Higher order epistasis and fitness peaks

TL;DR

This paper analyzes the impact of higher order epistasis on evolutionary fitness landscapes, revealing that it significantly influences the number of peaks and the structure of fitness graphs in 4-locus systems.

Contribution

It provides a comprehensive characterization of fitness graphs that imply n-way epistasis using a novel partition property based on Hall's marriage theorem.

Findings

81% of fitness graphs imply 4-way epistasis

9% of all 4-locus fitness graphs imply 4-way epistasis

Identified all fitness graphs with 6 or more peaks

Abstract

We show that higher order epistasis has a substantial impact on evolutionary dynamics by analyzing peaks in the fitness landscapes.

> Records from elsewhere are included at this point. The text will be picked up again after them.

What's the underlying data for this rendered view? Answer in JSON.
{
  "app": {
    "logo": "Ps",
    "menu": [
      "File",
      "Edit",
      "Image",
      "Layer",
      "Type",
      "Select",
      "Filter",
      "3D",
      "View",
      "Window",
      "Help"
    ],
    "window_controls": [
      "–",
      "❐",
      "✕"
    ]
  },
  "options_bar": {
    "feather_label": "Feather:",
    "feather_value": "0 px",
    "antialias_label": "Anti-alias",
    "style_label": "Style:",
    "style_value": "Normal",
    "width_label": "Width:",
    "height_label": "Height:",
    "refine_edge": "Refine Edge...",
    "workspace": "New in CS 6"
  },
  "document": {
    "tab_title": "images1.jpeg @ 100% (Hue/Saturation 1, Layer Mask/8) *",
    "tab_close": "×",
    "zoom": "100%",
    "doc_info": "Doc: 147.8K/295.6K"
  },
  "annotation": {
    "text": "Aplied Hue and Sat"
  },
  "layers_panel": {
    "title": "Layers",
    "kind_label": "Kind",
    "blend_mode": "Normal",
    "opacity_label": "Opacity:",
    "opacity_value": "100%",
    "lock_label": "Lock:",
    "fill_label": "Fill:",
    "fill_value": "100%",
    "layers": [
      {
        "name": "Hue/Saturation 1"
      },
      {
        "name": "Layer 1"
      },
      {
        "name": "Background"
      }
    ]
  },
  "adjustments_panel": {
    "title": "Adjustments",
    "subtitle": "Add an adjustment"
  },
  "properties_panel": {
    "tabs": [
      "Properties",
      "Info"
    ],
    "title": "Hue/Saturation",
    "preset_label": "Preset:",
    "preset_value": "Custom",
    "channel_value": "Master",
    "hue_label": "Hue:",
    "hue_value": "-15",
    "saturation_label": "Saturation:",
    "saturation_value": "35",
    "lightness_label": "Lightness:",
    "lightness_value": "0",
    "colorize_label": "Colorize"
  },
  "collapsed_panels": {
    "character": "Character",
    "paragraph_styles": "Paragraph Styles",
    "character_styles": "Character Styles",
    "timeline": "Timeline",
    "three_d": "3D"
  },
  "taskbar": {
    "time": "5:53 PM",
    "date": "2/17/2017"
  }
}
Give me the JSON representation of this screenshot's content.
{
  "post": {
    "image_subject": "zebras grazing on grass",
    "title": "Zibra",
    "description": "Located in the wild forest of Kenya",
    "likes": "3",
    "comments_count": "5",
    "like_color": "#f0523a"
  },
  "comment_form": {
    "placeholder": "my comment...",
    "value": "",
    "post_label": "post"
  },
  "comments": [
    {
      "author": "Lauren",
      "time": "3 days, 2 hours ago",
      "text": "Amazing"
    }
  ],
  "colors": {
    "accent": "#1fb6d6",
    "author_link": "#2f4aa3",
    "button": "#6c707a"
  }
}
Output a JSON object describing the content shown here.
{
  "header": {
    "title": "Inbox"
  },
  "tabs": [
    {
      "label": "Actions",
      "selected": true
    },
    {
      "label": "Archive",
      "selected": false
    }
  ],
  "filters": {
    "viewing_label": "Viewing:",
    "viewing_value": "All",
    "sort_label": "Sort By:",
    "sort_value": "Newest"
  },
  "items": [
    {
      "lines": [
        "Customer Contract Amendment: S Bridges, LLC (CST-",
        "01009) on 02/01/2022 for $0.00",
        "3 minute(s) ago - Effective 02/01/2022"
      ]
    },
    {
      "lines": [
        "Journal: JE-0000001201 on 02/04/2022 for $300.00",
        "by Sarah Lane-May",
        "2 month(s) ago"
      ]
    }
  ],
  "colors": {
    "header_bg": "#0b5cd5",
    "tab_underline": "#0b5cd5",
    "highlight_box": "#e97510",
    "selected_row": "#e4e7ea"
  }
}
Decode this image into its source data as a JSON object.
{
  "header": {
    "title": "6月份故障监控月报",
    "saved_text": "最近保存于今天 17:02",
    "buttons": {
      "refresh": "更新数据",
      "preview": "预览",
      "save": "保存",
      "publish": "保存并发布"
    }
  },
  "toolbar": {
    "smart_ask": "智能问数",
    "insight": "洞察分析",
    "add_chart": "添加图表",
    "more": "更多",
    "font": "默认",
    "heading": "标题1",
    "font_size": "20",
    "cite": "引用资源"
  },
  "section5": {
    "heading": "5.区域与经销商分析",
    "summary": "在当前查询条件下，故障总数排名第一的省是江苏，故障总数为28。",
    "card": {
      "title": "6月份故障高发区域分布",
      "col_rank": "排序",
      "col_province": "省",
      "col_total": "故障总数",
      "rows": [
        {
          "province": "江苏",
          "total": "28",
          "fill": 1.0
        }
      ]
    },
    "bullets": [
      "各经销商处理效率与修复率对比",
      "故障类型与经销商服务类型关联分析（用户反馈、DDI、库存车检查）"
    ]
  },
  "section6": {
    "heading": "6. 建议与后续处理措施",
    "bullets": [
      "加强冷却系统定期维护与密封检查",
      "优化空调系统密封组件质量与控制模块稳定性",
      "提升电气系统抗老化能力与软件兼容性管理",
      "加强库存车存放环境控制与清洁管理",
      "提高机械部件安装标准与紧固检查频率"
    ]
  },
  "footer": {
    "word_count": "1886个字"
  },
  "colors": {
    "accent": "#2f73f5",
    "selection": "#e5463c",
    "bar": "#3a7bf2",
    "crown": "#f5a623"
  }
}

There are 193,270,310 fitness graphs, or cube orientations, for 4-locus systems, distributed on 511, 863 isomorphism classes. We identify all fitness graphs with 6 or more peaks. 81 percent of them imply 4-way epistasis, whereas 9 percent of all 4-locus fitness graphs imply 4-way epistasis. Fitness graphs are useful in that they reflect the entire collection of fitness landscapes rather than focusing on a particular model. Our results depend on a characterization of fitness graphs that imply $n$-way epistasis. The characterization is expressed in terms of a partition property that can be derived from Hall's marriage theorem for bipartite graphs. A similar partition condition holds for any partial order. The result answers an open problem posed at a conference on interactions between algebra and the sciences at the Max Planck institute.